How to enroll in the parts you need
Parts A and B — through Social Security
If you're already receiving Social Security, you're automatically enrolled in A and B the month you turn 65. If not, enroll online at ssa.gov/medicare, by phone, or at your local Social Security office.
Part D or Medicare Advantage — through a carrier
These are sold by private insurance companies. You can enroll directly with a carrier, through Medicare.gov's Plan Finder, or through an independent broker who compares across carriers on your behalf.
Medigap — through a carrier (timed carefully)
Your best window to buy Medigap is a one-time 6-month guaranteed-issue period that starts the month you are 65 or older and enrolled in Part B (whichever is later). During this window, carriers can't deny you or price you based on pre-existing conditions. Missing this window has long-term consequences.
Ready to sort through the parts for your situation?

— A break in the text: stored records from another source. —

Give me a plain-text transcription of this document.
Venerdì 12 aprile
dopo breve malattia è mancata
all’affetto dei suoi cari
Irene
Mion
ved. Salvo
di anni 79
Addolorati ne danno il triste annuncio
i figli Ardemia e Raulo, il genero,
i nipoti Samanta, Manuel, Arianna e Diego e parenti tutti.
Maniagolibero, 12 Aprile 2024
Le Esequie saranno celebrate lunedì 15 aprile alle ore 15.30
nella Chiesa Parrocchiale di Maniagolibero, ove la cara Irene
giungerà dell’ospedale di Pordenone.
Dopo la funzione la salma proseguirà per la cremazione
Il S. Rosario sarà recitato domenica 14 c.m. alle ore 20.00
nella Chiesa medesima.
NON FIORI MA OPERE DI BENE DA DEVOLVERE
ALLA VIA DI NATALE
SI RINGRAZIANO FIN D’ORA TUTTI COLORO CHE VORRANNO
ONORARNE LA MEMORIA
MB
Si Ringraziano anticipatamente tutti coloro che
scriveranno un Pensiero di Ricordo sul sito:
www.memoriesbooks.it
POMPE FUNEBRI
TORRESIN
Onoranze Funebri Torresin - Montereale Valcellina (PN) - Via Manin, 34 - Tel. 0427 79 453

Knowing what the four parts of Medicare do is the easy part of this. Knowing which combination fits your doctors, your prescriptions, and your budget in Jacksonville — that’s the work. And that work is specific to you: two people turning 65 on the same day in Duval County often land on very different plans based on which doctors they want to keep and which drugs they take.

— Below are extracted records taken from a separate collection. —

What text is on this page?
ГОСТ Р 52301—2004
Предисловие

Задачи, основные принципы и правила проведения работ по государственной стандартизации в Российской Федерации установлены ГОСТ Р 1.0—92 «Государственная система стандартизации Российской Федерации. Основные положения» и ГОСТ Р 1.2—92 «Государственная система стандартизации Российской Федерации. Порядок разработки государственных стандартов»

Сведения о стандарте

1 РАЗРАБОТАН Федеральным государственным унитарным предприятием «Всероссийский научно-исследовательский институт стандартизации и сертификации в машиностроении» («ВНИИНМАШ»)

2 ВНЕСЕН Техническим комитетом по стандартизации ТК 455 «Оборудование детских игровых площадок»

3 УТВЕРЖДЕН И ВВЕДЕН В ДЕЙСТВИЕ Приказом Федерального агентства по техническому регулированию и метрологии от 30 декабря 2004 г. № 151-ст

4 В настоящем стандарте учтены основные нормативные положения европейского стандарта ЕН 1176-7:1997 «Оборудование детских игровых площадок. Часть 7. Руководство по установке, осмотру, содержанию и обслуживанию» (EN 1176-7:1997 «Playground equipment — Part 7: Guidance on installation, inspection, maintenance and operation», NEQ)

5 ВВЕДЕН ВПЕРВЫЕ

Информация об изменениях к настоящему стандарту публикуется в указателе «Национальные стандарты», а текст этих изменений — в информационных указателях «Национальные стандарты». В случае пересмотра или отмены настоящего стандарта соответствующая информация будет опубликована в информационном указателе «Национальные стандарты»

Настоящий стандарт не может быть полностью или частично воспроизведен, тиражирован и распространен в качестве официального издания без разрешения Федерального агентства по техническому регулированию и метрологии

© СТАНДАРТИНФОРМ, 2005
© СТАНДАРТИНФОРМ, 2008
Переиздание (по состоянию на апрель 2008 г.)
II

A consultation with an independent broker maps your actual situation onto the plans available in Northeast Florida. No cost, no pitch for a specific carrier, just side-by-side comparisons.
Book a Medicare consultation → · Call 904-217-8368
Sources
- 2026 Medicare Parts A & B Premiums and Deductibles — CMS
- Final CY 2026 Part D Redesign Program Instructions — CMS
- 2026 IRMAA Sliding Scale Tables (HI 01101.020) — SSA POMS
- Fact Sheet: 2026 Medicare Costs — Medicare.gov
Key takeaways
Frequently asked questions
Do I need both Medicare Part A and Part B?

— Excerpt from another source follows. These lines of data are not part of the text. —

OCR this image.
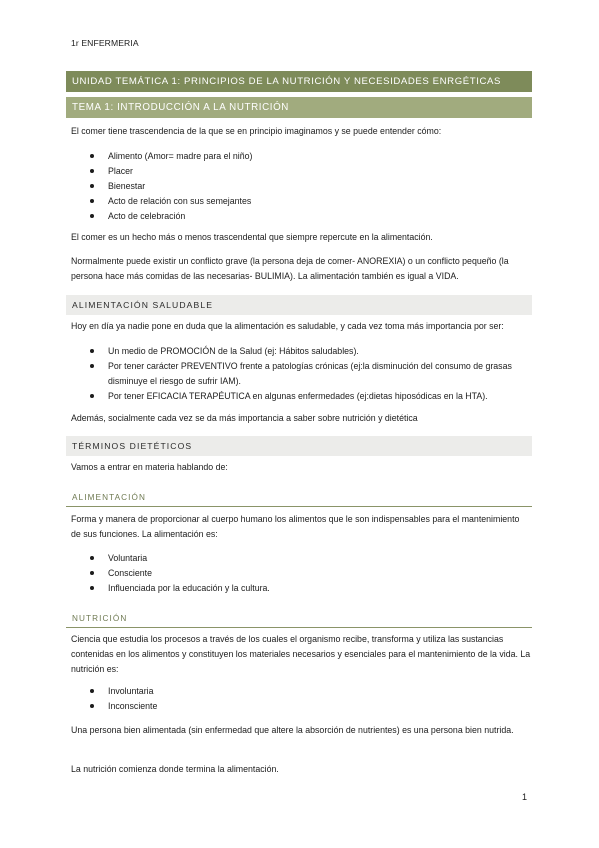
1r ENFERMERIA
UNIDAD TEMÁTICA 1: PRINCIPIOS DE LA NUTRICIÓN Y NECESIDADES ENRGÉTICAS
TEMA 1: INTRODUCCIÓN A LA NUTRICIÓN
El comer tiene trascendencia de la que se en principio imaginamos y se puede entender cómo:
Alimento (Amor= madre para el niño)
Placer
Bienestar
Acto de relación con sus semejantes
Acto de celebración
El comer es un hecho más o menos trascendental que siempre repercute en la alimentación.
Normalmente puede existir un conflicto grave (la persona deja de comer- ANOREXIA) o un conflicto pequeño (la persona hace más comidas de las necesarias- BULIMIA). La alimentación también es igual a VIDA.
ALIMENTACIÓN SALUDABLE
Hoy en día ya nadie pone en duda que la alimentación es saludable, y cada vez toma más importancia por ser:
Un medio de PROMOCIÓN de la Salud (ej: Hábitos saludables).
Por tener carácter PREVENTIVO frente a patologías crónicas (ej:la disminución del consumo de grasas disminuye el riesgo de sufrir IAM).
Por tener EFICACIA TERAPÉUTICA en algunas enfermedades (ej:dietas hiposódicas en la HTA).
Además, socialmente cada vez se da más importancia a saber sobre nutrición y dietética
TÉRMINOS DIETÉTICOS
Vamos a entrar en materia hablando de:
ALIMENTACIÓN
Forma y manera de proporcionar al cuerpo humano los alimentos que le son indispensables para el mantenimiento de sus funciones. La alimentación es:
Voluntaria
Consciente
Influenciada por la educación y la cultura.
NUTRICIÓN
Ciencia que estudia los procesos a través de los cuales el organismo recibe, transforma y utiliza las sustancias contenidas en los alimentos y constituyen los materiales necesarios y esenciales para el mantenimiento de la vida. La nutrición es:
Involuntaria
Inconsciente
Una persona bien alimentada (sin enfermedad que altere la absorción de nutrientes) es una persona bien nutrida.
La nutrición comienza donde termina la alimentación.
1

Most people need both. Part A is premium-free for anyone with 10+ years of Medicare-taxed work history, so there's rarely a reason to skip it. Part B has a monthly premium but covers doctor visits, outpatient care, and preventive services. Skipping Part B while eligible usually triggers a permanent late-enrollment penalty.
Is Medicare Part C the same as Medicare Advantage?
Yes — they are the same thing. Part C is the Medicare program designation; Medicare Advantage is the marketing name carriers use. Both refer to private insurance plans that replace Original Medicare (Parts A and B) and usually bundle in prescription drug coverage. In Florida, most Medicare Advantage plans have a $0 monthly premium.
Do I need Part D if I don't take prescription drugs?
Usually yes — even if you take no medications today. Skipping Part D when you're first eligible triggers a late-enrollment penalty that adds roughly 1% of the national base premium to your future premium for every month you went without creditable drug coverage. The penalty is permanent, so the math usually favors enrolling.
Does Medicare cover everything if I have all four parts?
No. Even with A, B, a Medigap supplement, and Part D, Medicare doesn't cover routine dental, vision, or hearing care; long-term custodial nursing-home care; or care outside the United States in most cases. Medicare Advantage plans often add limited DVH benefits, but gaps remain.
Can I have Medicare Advantage and Medigap at the same time?
No. Medigap only works with Original Medicare (Parts A and B). If you enroll in a Medicare Advantage plan, Medigap insurers cannot legally sell you a policy and any existing Medigap policy won't pay toward your Advantage plan costs. You choose one path or the other — not both.